I have to prove the conclusion $(A \to B) \vee (B \to C)$ using nothing but formal proof rules for propositional logic (so introduction and elimination rules). Here's what I've done so far.
Basically, I've assumed the negation of the conclusion and my goal of the sub-proof is to prove a contradiction. After assuming the negation, I was able to prove that $\neg(A \to B)$ and $\neg(B \to C)$ which means I can say that $\neg(A \to B) \wedge \neg(B \to C)$ is true under this assumption. The problem now is that I have no idea where to go from here. All I need to do is show a contradiction but I have no idea how I would get to that contradiction.
P.S. This proof doesn't have any premises.
You would not have a contradiction in your negated statement if both expressions $A \to B$ and $B\to C$ are false. $A\to B$ can only be false if $B$ is false. But if $B$ is false then $B\to C$ is always true. Therefore at least one of the expressions will be true, which makes the overall expression always false, thus leading to a contradiction. (When in doubt, just do truth tables).

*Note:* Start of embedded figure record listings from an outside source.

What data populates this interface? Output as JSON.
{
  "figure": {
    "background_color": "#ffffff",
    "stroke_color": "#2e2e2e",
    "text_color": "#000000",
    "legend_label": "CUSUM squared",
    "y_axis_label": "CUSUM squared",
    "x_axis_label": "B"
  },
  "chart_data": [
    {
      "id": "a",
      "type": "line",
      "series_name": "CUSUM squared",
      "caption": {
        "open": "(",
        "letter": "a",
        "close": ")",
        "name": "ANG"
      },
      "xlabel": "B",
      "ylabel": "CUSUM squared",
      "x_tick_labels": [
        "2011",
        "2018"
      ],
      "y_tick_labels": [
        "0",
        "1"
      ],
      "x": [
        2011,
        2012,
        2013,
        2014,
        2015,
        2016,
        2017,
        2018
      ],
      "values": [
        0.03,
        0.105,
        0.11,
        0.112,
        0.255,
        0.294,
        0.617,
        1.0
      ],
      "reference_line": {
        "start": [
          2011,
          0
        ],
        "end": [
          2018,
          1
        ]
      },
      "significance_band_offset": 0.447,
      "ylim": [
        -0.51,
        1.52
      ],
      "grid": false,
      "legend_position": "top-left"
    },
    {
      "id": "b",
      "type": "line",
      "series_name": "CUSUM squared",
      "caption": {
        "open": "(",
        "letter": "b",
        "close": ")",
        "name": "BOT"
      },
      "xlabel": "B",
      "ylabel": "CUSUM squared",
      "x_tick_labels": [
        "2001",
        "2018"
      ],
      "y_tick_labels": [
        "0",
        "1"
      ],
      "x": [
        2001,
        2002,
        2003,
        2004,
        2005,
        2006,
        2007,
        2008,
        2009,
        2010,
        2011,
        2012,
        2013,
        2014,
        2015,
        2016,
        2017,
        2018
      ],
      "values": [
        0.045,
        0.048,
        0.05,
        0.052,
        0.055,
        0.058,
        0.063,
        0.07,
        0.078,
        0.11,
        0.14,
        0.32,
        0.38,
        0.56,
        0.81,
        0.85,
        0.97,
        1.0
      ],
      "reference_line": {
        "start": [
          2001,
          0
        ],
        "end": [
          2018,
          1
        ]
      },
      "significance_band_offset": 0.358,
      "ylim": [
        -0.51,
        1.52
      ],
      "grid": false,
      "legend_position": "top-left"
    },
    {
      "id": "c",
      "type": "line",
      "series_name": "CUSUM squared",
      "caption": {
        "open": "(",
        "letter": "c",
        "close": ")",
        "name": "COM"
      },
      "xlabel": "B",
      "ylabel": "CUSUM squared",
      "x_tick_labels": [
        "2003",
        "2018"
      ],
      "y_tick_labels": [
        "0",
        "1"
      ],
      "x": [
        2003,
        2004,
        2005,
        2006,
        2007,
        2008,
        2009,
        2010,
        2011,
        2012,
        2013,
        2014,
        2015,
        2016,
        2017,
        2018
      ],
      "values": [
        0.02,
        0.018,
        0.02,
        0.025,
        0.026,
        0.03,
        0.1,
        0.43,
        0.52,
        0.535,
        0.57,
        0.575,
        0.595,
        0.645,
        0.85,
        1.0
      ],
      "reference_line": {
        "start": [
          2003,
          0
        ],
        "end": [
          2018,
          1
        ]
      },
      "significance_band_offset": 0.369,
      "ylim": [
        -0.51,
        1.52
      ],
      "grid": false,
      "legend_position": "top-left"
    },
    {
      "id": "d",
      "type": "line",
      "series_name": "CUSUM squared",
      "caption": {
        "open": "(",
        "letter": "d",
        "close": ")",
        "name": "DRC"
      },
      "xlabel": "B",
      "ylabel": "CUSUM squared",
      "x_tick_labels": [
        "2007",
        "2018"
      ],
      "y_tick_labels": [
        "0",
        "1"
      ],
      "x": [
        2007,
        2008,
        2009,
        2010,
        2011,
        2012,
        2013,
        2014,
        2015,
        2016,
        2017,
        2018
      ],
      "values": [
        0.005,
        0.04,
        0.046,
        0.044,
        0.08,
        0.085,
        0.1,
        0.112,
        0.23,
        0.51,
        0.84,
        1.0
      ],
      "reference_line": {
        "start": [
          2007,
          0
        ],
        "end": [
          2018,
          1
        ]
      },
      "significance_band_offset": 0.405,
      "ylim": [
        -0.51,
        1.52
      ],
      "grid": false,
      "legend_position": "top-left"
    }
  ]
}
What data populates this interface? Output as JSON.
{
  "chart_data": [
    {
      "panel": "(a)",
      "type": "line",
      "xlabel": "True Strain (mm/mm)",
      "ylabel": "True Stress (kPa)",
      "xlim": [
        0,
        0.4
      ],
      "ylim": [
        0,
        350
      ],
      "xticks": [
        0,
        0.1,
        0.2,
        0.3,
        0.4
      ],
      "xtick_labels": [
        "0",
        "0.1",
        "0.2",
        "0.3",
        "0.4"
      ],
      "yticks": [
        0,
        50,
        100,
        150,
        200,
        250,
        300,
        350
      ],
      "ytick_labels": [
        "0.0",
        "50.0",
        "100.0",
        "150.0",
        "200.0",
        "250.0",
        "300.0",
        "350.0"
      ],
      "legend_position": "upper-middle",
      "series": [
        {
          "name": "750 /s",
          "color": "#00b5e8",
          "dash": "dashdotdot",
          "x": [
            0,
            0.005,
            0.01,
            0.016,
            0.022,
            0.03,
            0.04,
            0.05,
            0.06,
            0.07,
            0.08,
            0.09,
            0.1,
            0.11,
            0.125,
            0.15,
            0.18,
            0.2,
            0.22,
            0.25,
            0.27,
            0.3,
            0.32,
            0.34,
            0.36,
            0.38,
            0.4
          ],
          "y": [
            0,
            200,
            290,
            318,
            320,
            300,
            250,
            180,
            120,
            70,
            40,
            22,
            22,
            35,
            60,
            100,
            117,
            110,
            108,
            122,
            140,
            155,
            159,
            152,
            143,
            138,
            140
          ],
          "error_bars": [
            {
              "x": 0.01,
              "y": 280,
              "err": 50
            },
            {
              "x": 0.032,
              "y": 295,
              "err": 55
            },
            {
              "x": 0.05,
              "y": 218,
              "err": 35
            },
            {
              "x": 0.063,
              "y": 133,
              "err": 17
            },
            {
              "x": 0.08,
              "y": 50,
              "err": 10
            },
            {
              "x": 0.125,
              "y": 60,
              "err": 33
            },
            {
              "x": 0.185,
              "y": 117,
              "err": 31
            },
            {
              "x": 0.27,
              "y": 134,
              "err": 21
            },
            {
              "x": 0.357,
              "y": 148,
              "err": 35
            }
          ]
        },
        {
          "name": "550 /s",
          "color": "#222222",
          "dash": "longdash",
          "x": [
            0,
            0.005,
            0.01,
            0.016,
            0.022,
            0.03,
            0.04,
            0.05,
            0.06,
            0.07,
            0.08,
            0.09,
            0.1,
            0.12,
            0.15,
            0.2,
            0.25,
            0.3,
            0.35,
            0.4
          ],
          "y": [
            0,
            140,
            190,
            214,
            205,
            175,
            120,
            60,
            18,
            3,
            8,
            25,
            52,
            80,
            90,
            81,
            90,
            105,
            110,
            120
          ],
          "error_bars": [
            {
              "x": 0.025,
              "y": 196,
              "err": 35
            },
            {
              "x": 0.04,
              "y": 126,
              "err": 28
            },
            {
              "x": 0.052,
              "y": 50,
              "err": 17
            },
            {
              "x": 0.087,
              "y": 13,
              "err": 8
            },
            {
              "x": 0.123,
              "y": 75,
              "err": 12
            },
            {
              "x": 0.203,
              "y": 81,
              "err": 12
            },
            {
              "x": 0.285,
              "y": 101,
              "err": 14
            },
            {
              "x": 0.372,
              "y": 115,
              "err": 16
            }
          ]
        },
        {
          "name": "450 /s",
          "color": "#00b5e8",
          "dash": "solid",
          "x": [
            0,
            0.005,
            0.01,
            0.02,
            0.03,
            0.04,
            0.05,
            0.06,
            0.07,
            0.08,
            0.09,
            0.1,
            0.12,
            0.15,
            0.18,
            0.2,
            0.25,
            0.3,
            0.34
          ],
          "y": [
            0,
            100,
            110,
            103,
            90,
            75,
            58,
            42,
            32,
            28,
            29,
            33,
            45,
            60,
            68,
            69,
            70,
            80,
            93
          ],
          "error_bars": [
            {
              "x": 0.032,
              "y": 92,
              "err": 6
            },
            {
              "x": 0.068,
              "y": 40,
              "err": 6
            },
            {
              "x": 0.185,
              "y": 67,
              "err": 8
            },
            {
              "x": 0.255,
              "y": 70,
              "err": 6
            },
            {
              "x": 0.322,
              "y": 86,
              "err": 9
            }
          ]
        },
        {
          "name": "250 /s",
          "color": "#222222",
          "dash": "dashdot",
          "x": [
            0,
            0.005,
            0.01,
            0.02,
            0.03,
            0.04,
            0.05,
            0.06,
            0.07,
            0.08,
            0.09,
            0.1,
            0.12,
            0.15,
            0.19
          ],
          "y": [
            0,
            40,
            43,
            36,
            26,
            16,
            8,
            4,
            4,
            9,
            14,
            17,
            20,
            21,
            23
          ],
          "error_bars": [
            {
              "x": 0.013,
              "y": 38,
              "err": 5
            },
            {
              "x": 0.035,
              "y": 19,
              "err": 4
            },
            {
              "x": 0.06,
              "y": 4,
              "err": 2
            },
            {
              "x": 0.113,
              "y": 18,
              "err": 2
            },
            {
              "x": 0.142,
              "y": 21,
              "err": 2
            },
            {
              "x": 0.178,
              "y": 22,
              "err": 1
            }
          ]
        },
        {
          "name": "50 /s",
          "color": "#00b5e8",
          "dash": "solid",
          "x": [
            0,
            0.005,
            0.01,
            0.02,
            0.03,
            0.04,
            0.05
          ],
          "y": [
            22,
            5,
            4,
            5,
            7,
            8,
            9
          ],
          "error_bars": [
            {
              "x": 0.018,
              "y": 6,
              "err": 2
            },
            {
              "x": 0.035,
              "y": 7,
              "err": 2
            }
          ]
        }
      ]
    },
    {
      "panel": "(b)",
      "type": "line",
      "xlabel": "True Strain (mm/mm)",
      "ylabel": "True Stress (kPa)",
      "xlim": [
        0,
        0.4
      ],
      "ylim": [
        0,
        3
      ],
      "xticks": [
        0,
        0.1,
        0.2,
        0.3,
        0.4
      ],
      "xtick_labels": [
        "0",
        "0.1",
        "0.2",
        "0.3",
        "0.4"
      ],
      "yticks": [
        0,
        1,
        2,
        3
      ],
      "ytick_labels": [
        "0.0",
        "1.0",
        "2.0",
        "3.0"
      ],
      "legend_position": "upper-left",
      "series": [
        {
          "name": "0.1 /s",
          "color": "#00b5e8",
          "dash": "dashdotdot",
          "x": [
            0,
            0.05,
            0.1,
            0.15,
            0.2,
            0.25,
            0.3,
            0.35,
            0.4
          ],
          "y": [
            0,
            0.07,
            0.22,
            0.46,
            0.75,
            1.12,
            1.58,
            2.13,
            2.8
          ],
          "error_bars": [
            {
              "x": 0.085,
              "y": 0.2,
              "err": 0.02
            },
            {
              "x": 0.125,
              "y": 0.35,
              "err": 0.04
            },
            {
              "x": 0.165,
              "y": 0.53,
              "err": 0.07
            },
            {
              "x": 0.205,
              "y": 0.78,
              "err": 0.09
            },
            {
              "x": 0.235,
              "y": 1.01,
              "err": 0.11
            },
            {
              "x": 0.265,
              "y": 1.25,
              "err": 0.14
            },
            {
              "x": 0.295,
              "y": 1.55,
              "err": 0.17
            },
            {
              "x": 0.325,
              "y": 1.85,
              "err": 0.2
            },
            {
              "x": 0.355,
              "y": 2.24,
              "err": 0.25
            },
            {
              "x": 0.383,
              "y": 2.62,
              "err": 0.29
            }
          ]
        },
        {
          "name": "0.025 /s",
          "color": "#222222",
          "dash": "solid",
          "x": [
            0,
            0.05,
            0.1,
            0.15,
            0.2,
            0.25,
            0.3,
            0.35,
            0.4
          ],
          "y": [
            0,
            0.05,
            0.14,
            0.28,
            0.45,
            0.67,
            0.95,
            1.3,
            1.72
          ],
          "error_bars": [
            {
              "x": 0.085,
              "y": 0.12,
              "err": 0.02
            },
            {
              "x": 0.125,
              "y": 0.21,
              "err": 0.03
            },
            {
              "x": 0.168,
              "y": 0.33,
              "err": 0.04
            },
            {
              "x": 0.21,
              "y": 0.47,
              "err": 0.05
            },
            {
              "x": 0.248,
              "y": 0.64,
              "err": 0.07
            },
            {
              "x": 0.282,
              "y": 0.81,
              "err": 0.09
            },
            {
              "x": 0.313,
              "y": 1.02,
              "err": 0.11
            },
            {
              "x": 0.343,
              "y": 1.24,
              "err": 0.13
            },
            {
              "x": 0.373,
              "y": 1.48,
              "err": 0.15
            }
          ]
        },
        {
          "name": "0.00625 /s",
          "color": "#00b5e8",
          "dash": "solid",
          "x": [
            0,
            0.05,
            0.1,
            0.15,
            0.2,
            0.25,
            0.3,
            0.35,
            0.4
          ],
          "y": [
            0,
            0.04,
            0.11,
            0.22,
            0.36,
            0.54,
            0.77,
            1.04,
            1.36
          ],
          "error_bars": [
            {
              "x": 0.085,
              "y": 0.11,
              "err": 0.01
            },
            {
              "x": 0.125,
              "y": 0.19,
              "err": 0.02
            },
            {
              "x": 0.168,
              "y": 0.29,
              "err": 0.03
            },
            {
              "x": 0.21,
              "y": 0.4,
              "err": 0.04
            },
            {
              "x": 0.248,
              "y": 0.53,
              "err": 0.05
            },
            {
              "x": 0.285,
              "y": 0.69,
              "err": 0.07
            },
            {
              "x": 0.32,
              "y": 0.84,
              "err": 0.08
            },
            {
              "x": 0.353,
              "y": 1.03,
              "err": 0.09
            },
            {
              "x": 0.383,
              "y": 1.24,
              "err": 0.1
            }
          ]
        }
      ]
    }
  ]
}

You can also use the fact that the negation of $P\to Q$ is $P\wedge\neg Q$. Therefore we have $$A\wedge\neg B\wedge B\wedge\neg C$$
Since $\neg B\wedge B$ is always false, you have a contradiction (the overall negated expression is false no matter what the truth values of $A$, $B$, and $C$ are).
I'll let you add in all of the formal labelings of each step.